- Directed by: Anatoly Granik
- Written by: Ivan Stadnyuk
- Starring: Leonid Bykov Lyudmila Kostyrko Nikolai Yakovchenko Aleksandr Borisov
- Cinematography: Dmitri Meskhiev
- Music by: Vasily Solovyov-Sedoi
- Production company: Lenfilm
- Release date: 1955;
- Running time: 94 min.
- Country: Soviet Union
- Languages: Russian Ukrainian

= Maksim Perepelitsa =

Maksim Perepelitsa (Максим Перепелица) is a 1955 comedy film directed by Anatoly Granik. The song "Let's Go" (known in Russian as "V Put") was written for this film.

==Plot==
Maksim Perepelitsa is a cheerful and quick-witted guy from a Ukrainian village, well-known in his native town for his fantastic ability to invent all sorts of stories and take time off from work. When he receives a summons to the army, he wishes to "protect" himself against potential rivals and sends pumpkins to all the guys in the village on behalf of his beloved girl, Marusya – a traditional rejection of courtship in Ukraine. This causes a stir in the village, and the kolkhoz assembly even considers depriving Maksim of his honorable duty to serve in the Soviet Army. However, Maksim promises to correct his behavior.

In the army, Maksim tries to dodge responsibility and avoid the difficulties of service, but his tricks land him in trouble. He is arrested and confined to the guardhouse after being caught outside the camp while on unauthorized leave. Despite his missteps, Maksim’s flexible character and good-natured personality help him adapt and begin re-education. During a training exercise, Maksim shows intelligence and initiative, earning the rank of junior sergeant.

During his holiday break back in his village, Maksim demonstrates true heroism when he saves his grandfather, Musiy, from a pit. Troubled by the rumors about Marusya possibly not waiting for him, he gathers the courage to visit her. Marusya, rejecting other suitors, reciprocates his feelings, and the two are finally united in their love.

==Cast==
- Leonid Bykov as Maksim Perepelitsa
- Lyudmila Kostirko as Maroussia, Maksim's bride
- Nikolai Yakovchenko as blacksmith Kondrat Perepelitsa, Maksim's father
- Aleksandr Borisov as postman Marco Mukha, Kondrat's friend
- George Asipenka as Opanas, Kondrat's friend
- Basil Fushchych as Stepan Levada, one of Maksim
- Taisiya Litvinenko as Vasilinka, Stepan's beloved
- Nina Tamarova as Yavdokha, seller of flowers
- Vladimir Efimov as Ivan Tverdokhlib, unfortunate groom of Maroussia
- Georgy Vitsin as Musiy, pensioner
- Alexander Stepanov as Fomin, a lieutenant, a platoon commander
- Konstantin Sorokin as Sablin, foreman, deputy commander of a platoon
- Alexander Susnin as Vasily Ezhikov, a colleague of Maksim
- Sergei Sibel as Samus, colleague Maksim
- Radner Muratov as Taskirov, a colleague of Maksim
- Paul Usovnichenko as Kupriyanov, a platoon commander (in credits as Kupriyanov, in the film as Vetrov)
- Boris Leskin as Mykola

==Production==
Anatoly Granik for most of the major roles invited Ukrainian theater actors, as all of the rural scenes of the film took place in Ukraine, Poltava Oblast. The main characters, who came to serve in the army are Ukrainians.

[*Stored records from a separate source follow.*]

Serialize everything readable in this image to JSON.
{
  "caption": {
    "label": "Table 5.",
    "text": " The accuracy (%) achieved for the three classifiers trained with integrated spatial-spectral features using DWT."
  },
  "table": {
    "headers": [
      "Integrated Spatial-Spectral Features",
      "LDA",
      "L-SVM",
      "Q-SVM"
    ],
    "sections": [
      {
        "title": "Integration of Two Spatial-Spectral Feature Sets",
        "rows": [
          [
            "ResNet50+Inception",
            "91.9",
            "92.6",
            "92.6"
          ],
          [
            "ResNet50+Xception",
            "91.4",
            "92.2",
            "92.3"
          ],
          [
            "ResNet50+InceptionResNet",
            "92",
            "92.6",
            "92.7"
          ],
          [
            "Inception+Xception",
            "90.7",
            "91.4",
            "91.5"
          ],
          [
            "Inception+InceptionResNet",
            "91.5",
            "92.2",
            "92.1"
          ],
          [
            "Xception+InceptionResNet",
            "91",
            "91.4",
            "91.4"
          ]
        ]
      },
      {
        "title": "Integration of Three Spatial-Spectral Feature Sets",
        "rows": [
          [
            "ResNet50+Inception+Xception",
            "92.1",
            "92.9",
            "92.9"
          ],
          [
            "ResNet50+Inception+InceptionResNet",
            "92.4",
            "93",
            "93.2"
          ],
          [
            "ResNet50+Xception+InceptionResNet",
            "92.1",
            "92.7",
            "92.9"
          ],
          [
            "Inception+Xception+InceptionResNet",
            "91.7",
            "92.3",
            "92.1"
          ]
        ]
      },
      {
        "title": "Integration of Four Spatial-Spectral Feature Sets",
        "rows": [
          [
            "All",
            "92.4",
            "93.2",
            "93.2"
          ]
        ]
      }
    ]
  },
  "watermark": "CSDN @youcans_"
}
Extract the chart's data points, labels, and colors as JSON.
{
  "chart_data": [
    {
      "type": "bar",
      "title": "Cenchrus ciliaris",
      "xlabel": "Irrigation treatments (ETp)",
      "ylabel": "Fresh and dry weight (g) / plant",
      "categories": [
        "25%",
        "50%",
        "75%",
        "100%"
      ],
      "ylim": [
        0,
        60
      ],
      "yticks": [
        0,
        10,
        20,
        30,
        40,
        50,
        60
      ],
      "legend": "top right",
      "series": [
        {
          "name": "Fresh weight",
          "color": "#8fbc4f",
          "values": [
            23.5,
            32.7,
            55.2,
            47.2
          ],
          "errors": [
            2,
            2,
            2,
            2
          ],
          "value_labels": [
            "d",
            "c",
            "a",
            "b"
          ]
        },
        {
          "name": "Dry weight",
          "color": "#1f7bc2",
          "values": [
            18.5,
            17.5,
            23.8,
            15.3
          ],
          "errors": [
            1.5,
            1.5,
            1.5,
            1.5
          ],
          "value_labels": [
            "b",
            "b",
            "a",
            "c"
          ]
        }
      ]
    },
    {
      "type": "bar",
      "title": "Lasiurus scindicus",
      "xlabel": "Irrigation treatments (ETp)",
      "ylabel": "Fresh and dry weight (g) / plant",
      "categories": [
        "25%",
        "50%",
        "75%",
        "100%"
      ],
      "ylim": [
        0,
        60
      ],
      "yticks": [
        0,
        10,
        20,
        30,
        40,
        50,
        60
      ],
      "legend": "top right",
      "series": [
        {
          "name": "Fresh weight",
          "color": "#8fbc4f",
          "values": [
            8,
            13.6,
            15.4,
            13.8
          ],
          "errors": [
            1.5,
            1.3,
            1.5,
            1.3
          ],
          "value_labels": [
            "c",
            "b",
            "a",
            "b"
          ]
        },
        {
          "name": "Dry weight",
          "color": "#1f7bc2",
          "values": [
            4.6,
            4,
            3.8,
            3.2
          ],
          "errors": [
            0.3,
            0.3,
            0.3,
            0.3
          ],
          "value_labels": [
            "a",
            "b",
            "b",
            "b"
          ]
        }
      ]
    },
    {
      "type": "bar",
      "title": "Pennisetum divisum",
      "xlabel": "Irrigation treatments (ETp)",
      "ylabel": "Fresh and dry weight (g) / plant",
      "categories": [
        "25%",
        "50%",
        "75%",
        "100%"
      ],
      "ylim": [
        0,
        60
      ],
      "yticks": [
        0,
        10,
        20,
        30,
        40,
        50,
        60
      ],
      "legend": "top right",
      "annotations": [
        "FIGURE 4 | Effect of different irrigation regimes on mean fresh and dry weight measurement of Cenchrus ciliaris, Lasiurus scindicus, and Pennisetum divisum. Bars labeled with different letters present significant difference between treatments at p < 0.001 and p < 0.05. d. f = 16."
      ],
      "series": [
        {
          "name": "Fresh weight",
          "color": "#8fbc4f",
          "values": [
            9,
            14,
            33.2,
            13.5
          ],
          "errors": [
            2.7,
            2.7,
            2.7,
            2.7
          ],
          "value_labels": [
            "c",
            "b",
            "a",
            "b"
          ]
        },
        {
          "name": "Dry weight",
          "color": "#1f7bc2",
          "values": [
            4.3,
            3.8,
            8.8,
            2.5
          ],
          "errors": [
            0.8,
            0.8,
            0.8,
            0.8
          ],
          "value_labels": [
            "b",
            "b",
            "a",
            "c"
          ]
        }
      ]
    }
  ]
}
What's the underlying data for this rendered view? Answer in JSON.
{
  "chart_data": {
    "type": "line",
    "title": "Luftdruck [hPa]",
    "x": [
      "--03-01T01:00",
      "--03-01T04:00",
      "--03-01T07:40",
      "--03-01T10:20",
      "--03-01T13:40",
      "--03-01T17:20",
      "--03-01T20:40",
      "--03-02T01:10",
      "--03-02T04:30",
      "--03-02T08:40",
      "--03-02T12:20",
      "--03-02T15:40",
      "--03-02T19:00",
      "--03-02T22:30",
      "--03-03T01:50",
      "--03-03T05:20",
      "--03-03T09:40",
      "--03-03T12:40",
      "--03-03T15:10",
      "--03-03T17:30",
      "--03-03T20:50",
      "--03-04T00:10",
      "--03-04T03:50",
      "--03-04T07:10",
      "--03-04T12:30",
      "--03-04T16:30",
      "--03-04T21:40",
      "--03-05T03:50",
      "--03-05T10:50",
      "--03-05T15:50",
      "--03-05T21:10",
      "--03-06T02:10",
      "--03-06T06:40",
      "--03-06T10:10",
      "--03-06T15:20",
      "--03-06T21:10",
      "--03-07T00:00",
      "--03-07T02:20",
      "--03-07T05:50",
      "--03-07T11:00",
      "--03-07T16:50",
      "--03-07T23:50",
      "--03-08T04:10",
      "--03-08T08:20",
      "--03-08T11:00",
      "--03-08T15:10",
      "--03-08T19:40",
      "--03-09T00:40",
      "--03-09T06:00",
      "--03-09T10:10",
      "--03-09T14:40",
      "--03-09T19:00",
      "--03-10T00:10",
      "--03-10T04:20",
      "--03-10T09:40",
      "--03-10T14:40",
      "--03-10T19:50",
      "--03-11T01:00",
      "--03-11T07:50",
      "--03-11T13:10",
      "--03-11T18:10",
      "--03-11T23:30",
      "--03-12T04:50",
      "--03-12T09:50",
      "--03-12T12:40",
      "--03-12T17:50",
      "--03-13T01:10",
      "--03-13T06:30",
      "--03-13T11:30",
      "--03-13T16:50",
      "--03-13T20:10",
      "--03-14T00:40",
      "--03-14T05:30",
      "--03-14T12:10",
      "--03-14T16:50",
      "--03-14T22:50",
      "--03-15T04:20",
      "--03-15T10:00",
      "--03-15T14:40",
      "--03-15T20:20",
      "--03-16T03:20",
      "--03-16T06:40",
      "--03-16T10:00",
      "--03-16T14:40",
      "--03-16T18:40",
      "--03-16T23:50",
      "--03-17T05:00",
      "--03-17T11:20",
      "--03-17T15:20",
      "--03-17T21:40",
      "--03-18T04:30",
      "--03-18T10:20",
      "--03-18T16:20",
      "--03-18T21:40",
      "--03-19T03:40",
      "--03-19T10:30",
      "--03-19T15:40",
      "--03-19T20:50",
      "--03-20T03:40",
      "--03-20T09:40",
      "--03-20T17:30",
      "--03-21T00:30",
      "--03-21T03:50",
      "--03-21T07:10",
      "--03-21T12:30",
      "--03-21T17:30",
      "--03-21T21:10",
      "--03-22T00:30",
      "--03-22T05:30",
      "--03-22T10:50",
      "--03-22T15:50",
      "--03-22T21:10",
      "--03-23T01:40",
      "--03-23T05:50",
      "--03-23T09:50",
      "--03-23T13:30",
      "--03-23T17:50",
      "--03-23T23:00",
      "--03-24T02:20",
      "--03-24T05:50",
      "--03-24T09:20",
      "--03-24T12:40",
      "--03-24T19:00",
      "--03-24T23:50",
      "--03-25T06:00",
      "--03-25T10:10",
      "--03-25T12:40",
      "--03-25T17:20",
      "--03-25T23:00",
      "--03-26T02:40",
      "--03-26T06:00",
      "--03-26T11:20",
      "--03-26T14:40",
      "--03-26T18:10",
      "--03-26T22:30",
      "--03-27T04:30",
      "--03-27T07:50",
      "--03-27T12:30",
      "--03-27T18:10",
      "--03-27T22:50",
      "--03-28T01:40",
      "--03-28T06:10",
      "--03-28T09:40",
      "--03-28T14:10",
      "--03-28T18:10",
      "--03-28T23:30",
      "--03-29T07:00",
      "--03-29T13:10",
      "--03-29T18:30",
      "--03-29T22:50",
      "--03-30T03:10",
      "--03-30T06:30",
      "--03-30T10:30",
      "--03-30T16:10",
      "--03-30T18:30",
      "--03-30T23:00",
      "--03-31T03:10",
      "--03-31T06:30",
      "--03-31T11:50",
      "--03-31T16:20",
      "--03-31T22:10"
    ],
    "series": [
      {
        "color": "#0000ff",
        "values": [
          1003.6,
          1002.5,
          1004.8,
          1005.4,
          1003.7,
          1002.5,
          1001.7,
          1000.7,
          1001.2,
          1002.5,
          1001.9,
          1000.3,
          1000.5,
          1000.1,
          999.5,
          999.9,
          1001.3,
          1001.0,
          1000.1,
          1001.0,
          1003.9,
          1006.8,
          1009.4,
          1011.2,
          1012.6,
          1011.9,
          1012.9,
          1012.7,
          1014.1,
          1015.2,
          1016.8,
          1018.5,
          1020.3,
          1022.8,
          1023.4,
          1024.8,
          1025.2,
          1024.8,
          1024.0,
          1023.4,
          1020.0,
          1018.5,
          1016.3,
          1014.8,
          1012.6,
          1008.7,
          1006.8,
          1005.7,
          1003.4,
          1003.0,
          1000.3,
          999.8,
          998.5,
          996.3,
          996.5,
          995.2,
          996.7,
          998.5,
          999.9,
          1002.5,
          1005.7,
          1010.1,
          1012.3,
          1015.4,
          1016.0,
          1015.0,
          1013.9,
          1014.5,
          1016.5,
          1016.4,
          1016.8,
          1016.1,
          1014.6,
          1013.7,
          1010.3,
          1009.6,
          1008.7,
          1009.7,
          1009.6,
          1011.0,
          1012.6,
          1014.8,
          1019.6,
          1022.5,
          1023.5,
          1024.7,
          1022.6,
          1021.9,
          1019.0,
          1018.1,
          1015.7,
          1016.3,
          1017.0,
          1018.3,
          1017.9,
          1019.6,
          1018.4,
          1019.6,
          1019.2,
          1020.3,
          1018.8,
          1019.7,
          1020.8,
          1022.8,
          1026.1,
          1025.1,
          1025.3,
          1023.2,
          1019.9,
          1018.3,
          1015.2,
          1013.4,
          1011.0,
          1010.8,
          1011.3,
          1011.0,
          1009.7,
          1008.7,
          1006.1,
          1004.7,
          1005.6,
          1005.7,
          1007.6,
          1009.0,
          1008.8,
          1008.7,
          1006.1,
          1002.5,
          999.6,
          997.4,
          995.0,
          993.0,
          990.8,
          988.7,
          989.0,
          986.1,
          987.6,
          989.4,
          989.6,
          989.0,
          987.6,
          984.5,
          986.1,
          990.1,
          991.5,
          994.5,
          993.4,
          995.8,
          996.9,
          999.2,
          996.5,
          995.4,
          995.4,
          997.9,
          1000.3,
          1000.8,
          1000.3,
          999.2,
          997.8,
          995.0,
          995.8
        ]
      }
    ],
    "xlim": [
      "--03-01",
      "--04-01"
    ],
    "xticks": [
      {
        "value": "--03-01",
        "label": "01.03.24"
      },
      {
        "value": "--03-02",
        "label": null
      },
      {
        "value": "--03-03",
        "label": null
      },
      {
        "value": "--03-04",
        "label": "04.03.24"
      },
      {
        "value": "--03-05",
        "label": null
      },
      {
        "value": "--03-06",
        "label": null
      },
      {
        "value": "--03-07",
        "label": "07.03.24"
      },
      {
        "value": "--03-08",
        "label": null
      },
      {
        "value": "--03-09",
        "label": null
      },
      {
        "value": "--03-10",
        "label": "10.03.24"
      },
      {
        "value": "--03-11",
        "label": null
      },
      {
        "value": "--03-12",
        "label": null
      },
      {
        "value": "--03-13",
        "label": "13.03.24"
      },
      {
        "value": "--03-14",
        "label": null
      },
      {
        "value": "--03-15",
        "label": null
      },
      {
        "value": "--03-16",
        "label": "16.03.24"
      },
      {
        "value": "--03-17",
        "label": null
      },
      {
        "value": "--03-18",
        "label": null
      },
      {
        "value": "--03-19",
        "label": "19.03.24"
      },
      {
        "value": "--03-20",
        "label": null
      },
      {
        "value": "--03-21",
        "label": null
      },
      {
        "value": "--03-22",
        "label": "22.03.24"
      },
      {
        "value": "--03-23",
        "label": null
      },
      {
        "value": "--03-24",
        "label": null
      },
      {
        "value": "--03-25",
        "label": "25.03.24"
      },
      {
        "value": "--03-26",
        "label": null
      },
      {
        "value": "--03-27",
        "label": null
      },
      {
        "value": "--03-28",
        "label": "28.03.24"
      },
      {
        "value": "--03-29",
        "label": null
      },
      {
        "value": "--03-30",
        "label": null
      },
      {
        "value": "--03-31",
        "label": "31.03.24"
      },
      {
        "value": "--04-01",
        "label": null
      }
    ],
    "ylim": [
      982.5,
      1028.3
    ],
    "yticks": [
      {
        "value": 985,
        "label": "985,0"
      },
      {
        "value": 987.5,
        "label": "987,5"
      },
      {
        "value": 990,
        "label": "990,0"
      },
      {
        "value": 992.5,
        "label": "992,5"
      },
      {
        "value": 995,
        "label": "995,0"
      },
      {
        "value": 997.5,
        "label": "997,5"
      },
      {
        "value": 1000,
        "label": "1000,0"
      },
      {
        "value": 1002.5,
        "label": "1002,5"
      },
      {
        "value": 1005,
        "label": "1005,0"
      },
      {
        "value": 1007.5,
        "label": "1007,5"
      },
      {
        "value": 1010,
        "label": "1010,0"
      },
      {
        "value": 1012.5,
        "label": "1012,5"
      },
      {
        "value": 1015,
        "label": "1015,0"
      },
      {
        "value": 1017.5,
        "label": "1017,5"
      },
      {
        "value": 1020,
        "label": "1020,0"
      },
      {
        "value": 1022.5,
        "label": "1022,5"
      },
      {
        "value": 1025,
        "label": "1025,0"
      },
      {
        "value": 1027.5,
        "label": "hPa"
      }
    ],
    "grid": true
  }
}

In 1955, the film Private Ivan was made featuring a very similar story; author of the script and of the source material Ivan Stadnyuk openly accused the creators of "Private Ivan" in plagiarism.

After watching the movie "Maksim Perepelitsa" the army accused screenwriter Stadnyuk of promoting familiarity in the army. This alleged familiarity was reflected in the scene where the company commander, senior lieutenant Kupriyanov invites Maksim, after he returns from the guardhouse, to sit beside him on the bench and at the same time gives him a cigarette from his own cigarette case.

This film is the first on-screen appearance of the AK-47.